En effet, la truffe représente un organisme mystique portant à la fois des aspects culturels, commerciaux et sociaux. Sa capacité à faire partie des aliments des aristocrates et à assurer au même temps la nourriture des classes sociales les plus défavorisées en temps normal et durant les guerres est vraiment surprenante. Elle a été servie sur les tables les plus luxuriantes des pharaons, rois, présidents, empereurs et tsars (Olivier et al., 2018). Elle a été utilisée par les nomades et les Sahraouis comme substituant de la viande (Omer, 1994; Volpato et al., 2013). Et elle a assuré les besoins en alimentation de la population en Irak durant la guerre en 1970 (Khalastchy, 2003). Au Maroc, la truffe a été servie sur la table du grand vizir Sid Ahmed ben Mousa ben Ahmed au temps du Sultan Moulay-Ab-el-Aziz ben Hassen ben Mahomed (Tavel, 1901). Al-Koni (1992) a dit: « Une fois qu’un homme a essayé de tels terfez, il passe le reste de sa vie à vouloir les goûter à nouveau…». La médecine Prophétique témoigne de l’efficacité antimicrobienne des extraits des truffes contre les maladies oculaires. D’après Saïd Ibn Zayd (qu’Allah l’agrée), le Prophète (que la prière d’Allah et Son salut soient sur lui) a dit: « la truffe fait partie de la manne et son jus est une guérison pour l’œil» (Rapporté par Boukhari dans son Sahih n°4478 et Mouslim dans son Sahih n°2049).

Faiblesses

Les faiblesses peuvent être divisées en deux grands axes. Le premier concerne le champignon-même et le deuxième concerne l’organisation de la filière. En effet, la truffe constitue un produit sensible au contact à la main et aux odeurs et peut facilement pourrir. Certaines méthodes de collecte conduisent à briser la truffe, à déraciner la plante hôte et à perturber l’espace naturel de production. Au niveau de la Maâmora, et afin de collecter le maximum des quantités possibles, les gens ont commencé à utiliser des sapes pour chercher les truffes en relation avec des arbres, ces espèces sont difficiles à détecter en absence d’une plante hôte herbacée. Cette pratique affecte négativement la durabilité du produit en ruinant son habitat naturel et par destruction des spores en remuant la terre. Les connaissances individuelles disparates et contradictoires, surtout en ce qui concerne le cycle de vie et le processus de reproduction de la truffe représentent un mystère non déchiffré par la population collectrice et ne font qu’aggraver la situation. Certains collecteurs ne sont pas conscients des conséquences de leur façon de faire. La pourriture facile du produit constitue une contrainte majeure pour les collecteurs qui doivent garder les truffes en bon état durant 6 jours puisque la vente se fait aux souks hebdomadaires le 7ème jour. Pour ce faire, ils les mettent dans le sol et les couvrent avec de la terre (sable) comme dans leurs habitats naturels. Dans ce cas, la situation se complique aussi pour les grossistes qui doivent exporter les quantités achetées le jour même à leur destination finale. Dans certaines régions, telles que la région de l’Oriental et le Sahara marocain, les grossistes procèdent par l’achat auprès des collecteurs chaque jour dans les lieux de collectes afin d’exporter les truffes toutes fraîches. L’exportation des truffes séchées ou en conserve ne pose pas de problème.
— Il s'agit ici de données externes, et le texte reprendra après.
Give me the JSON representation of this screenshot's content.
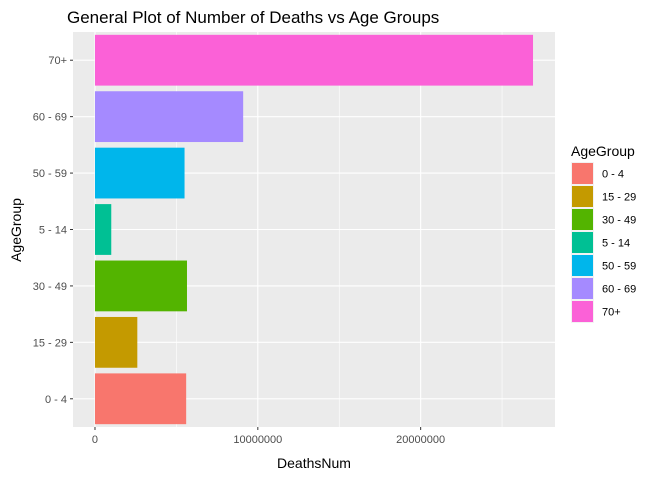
{
  "chart_data": {
    "type": "bar",
    "orientation": "horizontal",
    "title": "General Plot of Number of Deaths vs Age Groups",
    "xlabel": "DeathsNum",
    "ylabel": "AgeGroup",
    "categories": [
      "0 - 4",
      "15 - 29",
      "30 - 49",
      "5 - 14",
      "50 - 59",
      "60 - 69",
      "70+"
    ],
    "values": [
      5600000,
      2600000,
      5650000,
      1000000,
      5500000,
      9100000,
      26900000
    ],
    "colors": [
      "#F8766D",
      "#C49A00",
      "#53B400",
      "#00C094",
      "#00B6EB",
      "#A58AFF",
      "#FB61D7"
    ],
    "xlim": [
      -1350000,
      28250000
    ],
    "xticks": [
      0,
      10000000,
      20000000
    ],
    "xtick_labels": [
      "0",
      "10000000",
      "20000000"
    ],
    "grid": true,
    "panel_background": "#EBEBEB",
    "legend": {
      "title": "AgeGroup",
      "position": "right",
      "entries": [
        "0 - 4",
        "15 - 29",
        "30 - 49",
        "5 - 14",
        "50 - 59",
        "60 - 69",
        "70+"
      ]
    }
  }
}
En ce qui concerne la filière truffe, il est à noter qu’elle ne jouit d’aucune organisation ou réglementation. Le marché est contrôlé par les grossistes qui font baisser et augmenter les prix de vente selon la demande extérieure et la marge bénéficiaire qu’ils cherchent à gagner. Ceci rend les collecteurs le maillon le plus faible de la chaîne de commercialisation, alors qu’ils sont ceux qui sont le plus dans le besoin. L’espoir de grands rendements financiers ainsi que la concurrence entre les collecteurs d’un côté et des grossistes de l’autre ont favorisé un air de tromperie et de tricherie dans certains niveaux de la gestion de la filière, surtout qu’il n’y a pas de loi spécifique à la filière des truffes. En effet, toutes les étapes allant de la collecte à la commercialisation au niveau local ne suivent aucune réglementation. En fait, Les champignons dont fait partie la truffe sont gérés comme les autres produits forestiers non ligneux par le Dahir du 20 hija 1335 (10 Octobre 1917) sur la conservation et l’exploitation des forêts. Des amendes sont fixées contre l’extraction ou l’enlèvement non autorisé de matériaux, broussailles et des produits quelconques des forêts. Dans d’autres pays, conscients de l’importance de ce produit dans le développement socio-économique, les truffes bénéficient de textes législatifs spécifiques relatifs à la récolte, la commercialisation et l’exportation. En France par exemple, ces textes précisent même le matériel autorisé pour l’extraction de la truffe du sol et l’ouverture et la fermeture de la saison de récolte. Un code pénal a été mis en place en 2012 pour le vol des truffes dans les truffières des autres; le voleur est pénalisé de trois ans de prison et de 45 000 € d’amende (Meyer, 2002; Olivier et al., 2018).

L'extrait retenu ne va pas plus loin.